Jane Van Galen, the founding director of the University of Washington Bothell’s education program, received the 2018 UW Distinguished Teaching Award for Innovation with Technology.
This is the second straight year the award has gone to UW Bothell faculty, following the 2017 award to Jody Early in the School of Nursing & Health Studies. The award was created in 2013 to recognize a faculty member from the Seattle, Tacoma or Bothell campuses who improves student learning by leveraging technology.
Van Galen focuses on ways to critically consume and create digital media. Many of her students are teachers earning their master’s degree. Part of her work is thinking about how to teach her students’ students in elementary school and high school to be critical consumers of information.
“That is essentially the challenge we face — whether people are deliberately lying to us or whether it’s hard to get complete information when we’re getting information from so many sources,” she said in a press release.

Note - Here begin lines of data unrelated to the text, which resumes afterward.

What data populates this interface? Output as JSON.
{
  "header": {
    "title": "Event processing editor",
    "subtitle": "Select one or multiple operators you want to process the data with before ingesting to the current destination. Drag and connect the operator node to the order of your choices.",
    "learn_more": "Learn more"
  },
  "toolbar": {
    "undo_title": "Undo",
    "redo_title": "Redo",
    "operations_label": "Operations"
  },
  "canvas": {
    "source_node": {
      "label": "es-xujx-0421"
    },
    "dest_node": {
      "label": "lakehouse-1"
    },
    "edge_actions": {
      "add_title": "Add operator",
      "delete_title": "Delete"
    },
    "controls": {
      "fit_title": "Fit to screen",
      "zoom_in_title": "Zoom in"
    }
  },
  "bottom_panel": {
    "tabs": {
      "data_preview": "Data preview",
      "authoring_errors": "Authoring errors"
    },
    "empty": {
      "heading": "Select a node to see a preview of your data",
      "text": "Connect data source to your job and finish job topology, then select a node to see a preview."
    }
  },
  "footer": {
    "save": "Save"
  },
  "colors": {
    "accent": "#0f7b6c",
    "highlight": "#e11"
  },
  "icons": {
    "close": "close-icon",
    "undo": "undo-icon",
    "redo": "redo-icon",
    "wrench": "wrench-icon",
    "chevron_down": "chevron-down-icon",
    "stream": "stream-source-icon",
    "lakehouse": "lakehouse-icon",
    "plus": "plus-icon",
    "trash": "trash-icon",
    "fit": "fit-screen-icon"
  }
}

Van Galen has taught digital storytelling and helped students create multimedia projects “in which they can advocate for themselves and be more visible in the world.” She has specifically supported first-generation college students through her First in Our Families project. She started UW Bothell’s graduate certificate program in digital teaching and learning. She conducts workshops around the country, hauling a case of iPads through airports.
What you do with technology, not technology itself, is the learning goal, she said.
“It’s about the creativity and the connections and the collaborations and the critical consumption of information,” Van Galen said in a press release. “Those are the things that tech supports.”